2) transcriptional activity of STAT3 is suppressed;

The aminoacid sequence of described PTPMeg2 albumen is the sequence 1 in sequence table;

The aminoacid sequence of described STAT3 albumen is the sequence 3 in sequence table;

Described each function all directly mediates pSTAT3 dephosphorylation by described PTPMeg2 and realizes.

2. application according to claim 1, is characterized in that:

Described prevention pSTAT3 carries out IL-6 activates from Cytoplasm to nuclear position transfer;

The transcriptional activity of described suppression STAT3 carries out under IL-6 activates.

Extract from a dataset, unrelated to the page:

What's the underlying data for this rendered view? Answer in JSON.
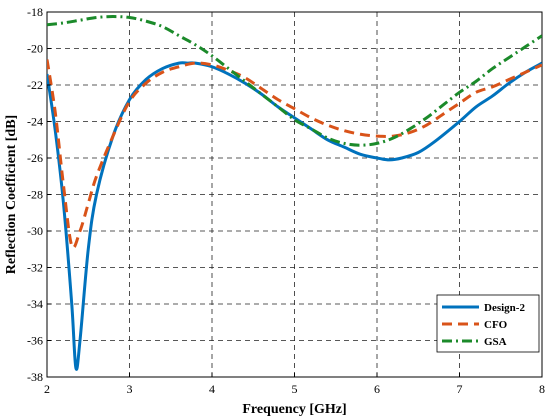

3. suppress the material of PTPMeg2 protein active to have following 1 in preparation)-4) at least one function product in application:

1) propagation of tumor cell is promoted;

2) tumor growth is promoted;

3) phosphorylation level of STAT3 is improved;

4) transcriptional activity of STAT3 is increased;

The material of described suppression PTPMeg2 protein active is following A or B:

A, a kind of nucleotide, its nucleotides sequence is classified as the sequence 4 in sequence table;

B, carrier, transgenic cell line or recombinant adenovirus containing nucleotide described in A;

Described tumor cell is MCF-7 cell;

Described tumor is breast carcinoma.